Инцидент в Челябинске совпал по времени с созывом в этом городе конгресса Чехословацкой революционной армии. Первоначально это собрание было организовано с целью определения организации и командного статуса корпуса, а также рассмотрения трудностей, возникших в связи с его продвижением на восток. Инцидент, естественно, привлек внимание делегатов с первого дня работы этого совещания. В частности, они не могли не осознать слабость дисциплины, которую центральные советские власти установили по отношению к местным Советам в Сибири. В этих обстоятельствах меры по разделению корпуса вызвали самое сильное негодование и рост подозрений среди делегатов. Единогласно, несмотря на возмущенные протесты присутствующих французских военных представителей, они проголосовали за отклонение проекта и игнорирование в этом отношении даже пожеланий Чехословацкого национального совета и союзников.
Именно в разгар этих событий конгресс получил 23 мая новую директиву от представителей Чехословацкого национального совета, находившихся тогда под давлением в Москве, о том, что все оружие должно быть передано советским властям. Сразу же была принята резолюция, также противоречащая этой директиве и провозглашающая намерение сохранить оружие и продолжить путь во Владивосток. К тому времени, когда чешские командиры 24 мая покинули Челябинск, чтобы вернуться в свои части, стало ясно, что они договорились между собой о своего рода оперативных планах «пробивания пути», которые должны быть реализованы немедленно, без дальнейших церемоний и в той мере, в какой это могло потребоваться по их возвращении на свои руководящие посты.
Челябинская резолюция стала известна в Москве через несколько часов, где она оказала сильное воздействие на советских лидеров, которые отреагировали практически немедленно. 25 мая Троцкий отправил местным Советам вдоль Сибирской железной дороги телеграмму, которая начиналась следующим образом: «Настоящим приказывается всем Советам немедленно разоружить чехословаков. Каждый вооруженный чехословак, обнаруженный на железной дороге, должен быть расстрелян на месте; каждый воинский эшелон, в котором обнаружен хотя бы один вооруженный человек, должен быть разгружен, а его солдаты интернированы в лагерь для военнопленных. Местные военные комиссары обязаны немедленно приступить к выполнению этого приказа; любое промедление будет рассматриваться как государственная измена и повлечет за собой суровое наказание нарушителя…»
Передавая этот приказ местным Советам, военные власти в Сибири добавили: «…Если для разоружения ваших сил окажется недостаточно, сделайте все возможное для остановки эшелонов: отведите их в сторону, заберите локомотивы, а в экстренных случаях разрушьте железнодорожные пути…»
Таким образом, несложно понять, что к 25 мая отношения между советским правительством и Чешским корпусом пришли к полному разрыву, и военные действия теперь стали неизбежны.

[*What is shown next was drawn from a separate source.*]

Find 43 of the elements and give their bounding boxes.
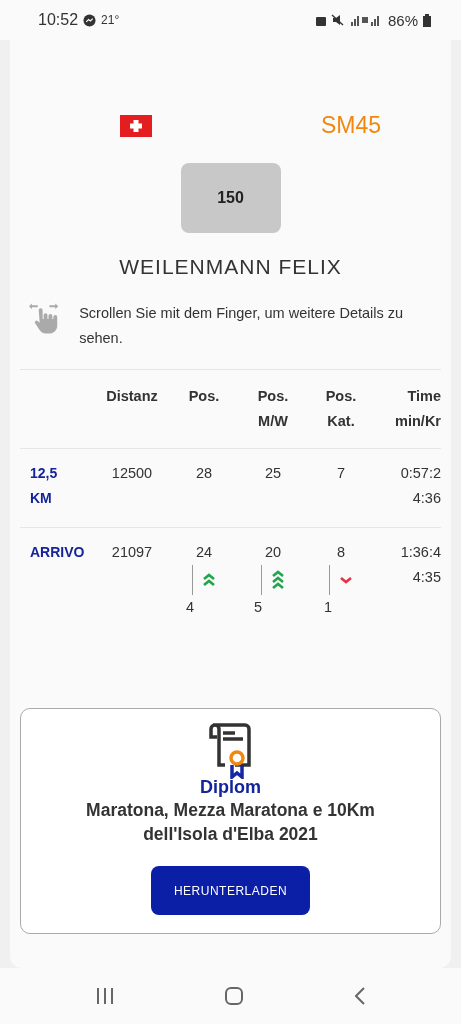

Впоследствии было много споров относительно того, предшествовал ли приказ Троцкого о расформировании корпуса решению пробиваться с боем или последовал позже. Этот аргумент празден. Чехи приняли свое решение еще до того, как у них появились сведения о телеграмме Троцкого. Отправляя телеграмму, он уже знал о резолюции челябинской встречи. В этом смысле можно сказать, что восстание начали чехи. Но они сделали это на фоне длинной череды осложнений, в которых сыграли свою роль слухи, неразбериха и ошибки со стороны всех заинтересованных сторон – и чехов, и большевиков, и союзников.
26 мая между чехами и большевиками вдоль всей железнодорожной линии от Пензы до Иркутска вспыхнули боевые действия.

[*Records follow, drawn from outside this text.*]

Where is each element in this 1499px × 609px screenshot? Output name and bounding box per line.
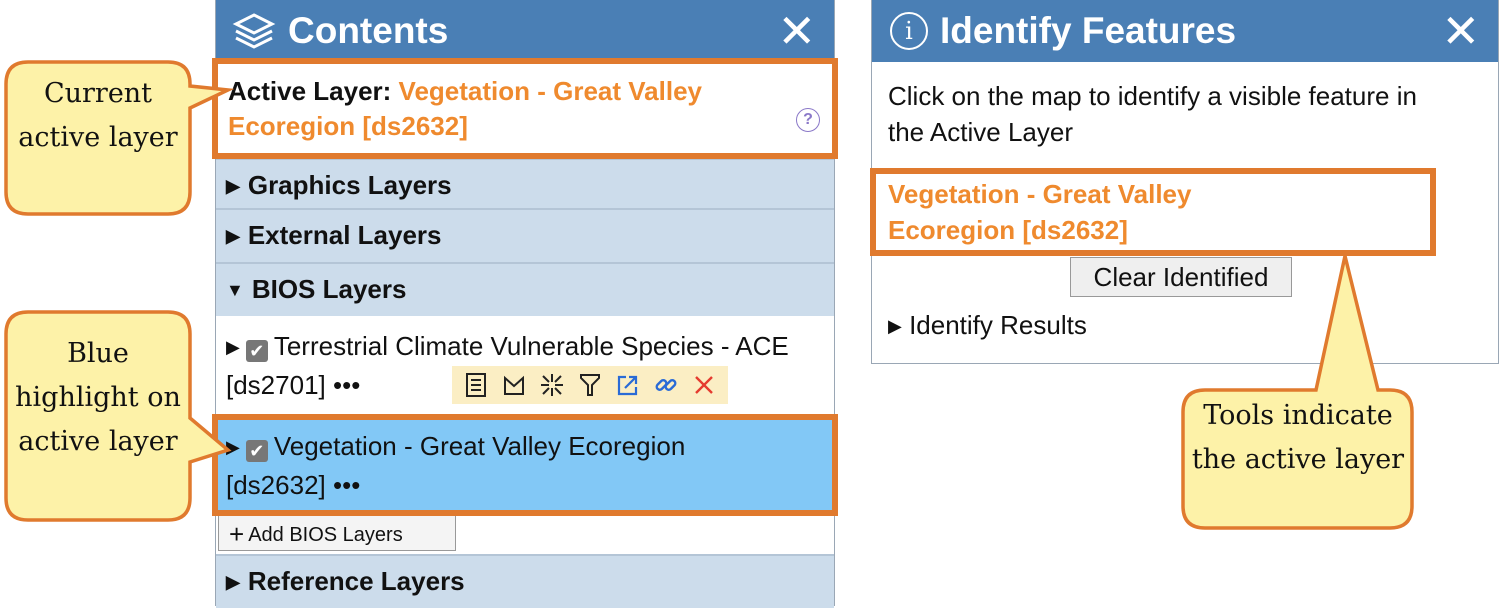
group-label: Reference Layers <box>247 566 465 596</box>
layer-name: Vegetation - Great Valley Ecoregion [ds2… <box>226 431 686 500</box>
plus-icon: + <box>229 519 245 549</box>
identify-panel: i Identify Features ✕ Click on the map t… <box>871 0 1499 364</box>
callout-tools-text: Tools indicate the active layer <box>1191 400 1405 475</box>
expand-arrow-icon[interactable]: ▶ <box>226 337 240 357</box>
callout-blue-text: Blue highlight on active layer <box>15 338 181 457</box>
layer-toolbar <box>452 366 728 404</box>
filter-icon[interactable] <box>576 371 604 399</box>
identify-title: Identify Features <box>940 10 1237 51</box>
active-layer-box: Active Layer: Vegetation - Great Valley … <box>216 62 834 158</box>
remove-icon[interactable] <box>690 371 718 399</box>
add-button-label: Add BIOS Layers <box>248 524 403 546</box>
table-icon[interactable] <box>462 371 490 399</box>
clear-identified-button[interactable]: Clear Identified <box>1070 257 1292 297</box>
group-label: Graphics Layers <box>247 170 452 200</box>
callout-active-text: Current active layer <box>18 78 178 153</box>
results-label: Identify Results <box>909 310 1087 340</box>
group-graphics-layers[interactable]: ▶ Graphics Layers <box>216 158 834 212</box>
identify-active-layer: Vegetation - Great Valley Ecoregion [ds2… <box>888 179 1192 245</box>
add-bios-layers-button[interactable]: + Add BIOS Layers <box>218 513 456 551</box>
help-icon[interactable]: ? <box>796 108 820 132</box>
layers-icon <box>232 13 276 49</box>
identify-instruction: Click on the map to identify a visible f… <box>888 81 1417 147</box>
expand-arrow-icon: ▶ <box>226 572 240 592</box>
more-options-icon[interactable]: ••• <box>333 370 360 400</box>
active-layer-label: Active Layer: <box>228 76 392 106</box>
info-icon: i <box>890 12 928 50</box>
identify-results-toggle[interactable]: ▶ Identify Results <box>888 310 1087 341</box>
link-icon[interactable] <box>652 371 680 399</box>
expand-arrow-icon: ▶ <box>226 226 240 246</box>
expand-arrow-icon: ▶ <box>226 176 240 196</box>
group-external-layers[interactable]: ▶ External Layers <box>216 208 834 262</box>
layer-row-active[interactable]: ▶ ✔ Vegetation - Great Valley Ecoregion [d… <box>216 418 834 512</box>
layer-row[interactable]: ▶ ✔ Terrestrial Climate Vulnerable Species… <box>216 316 834 418</box>
group-label: BIOS Layers <box>251 274 407 304</box>
group-label: External Layers <box>247 220 442 250</box>
group-reference-layers[interactable]: ▶ Reference Layers <box>216 554 834 608</box>
legend-icon[interactable] <box>500 371 528 399</box>
contents-header: Contents ✕ <box>216 0 834 62</box>
identify-header: i Identify Features ✕ <box>872 0 1498 62</box>
layer-checkbox[interactable]: ✔ <box>245 340 268 362</box>
contents-panel: Contents ✕ Active Layer: Vegetation - Gr… <box>215 0 835 608</box>
contents-title: Contents <box>288 10 449 51</box>
expand-arrow-icon[interactable]: ▶ <box>226 437 240 457</box>
layer-checkbox[interactable]: ✔ <box>245 440 268 462</box>
close-icon[interactable]: ✕ <box>1441 6 1480 56</box>
group-bios-layers[interactable]: ▼ BIOS Layers <box>216 262 834 316</box>
close-icon[interactable]: ✕ <box>777 6 816 56</box>
zoom-to-icon[interactable] <box>538 371 566 399</box>
open-icon[interactable] <box>614 371 642 399</box>
expand-arrow-icon: ▶ <box>888 316 902 336</box>
more-options-icon[interactable]: ••• <box>333 470 360 500</box>
collapse-arrow-icon: ▼ <box>226 280 244 300</box>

С самого начала официальный коммунистический тезис заключался в том, что именно союзники спровоцировали чешское восстание. 29 мая, всего через три дня после начала военных действий между чехами и большевиками, Садуль отметил в одном из своих писем убежденность Троцкого в существовании заговора между союзниками и российскими оппозиционерами, спровоцировавшего чешскую акцию под руководством французских офицеров, представляющую своего рода генеральную репетицию будущей японской интервенции в Сибирь. Советские историки продолжают повторять этот взгляд на события в той или иной форме вплоть до сегодняшнего дня. Сначала к числу заговорщиков они относили французов и британцев, а несколько позже, в разгар антиамериканской кампании, последовавшей за Второй мировой войной, к числу виновных были причислены и Соединенные Штаты.
Сколько же правды в подобных обвинениях? Принимая во внимание важность восстания для последующей союзнической, а особенно американской, политики в отношении интервенции, нельзя удержаться от изучения этого вопроса.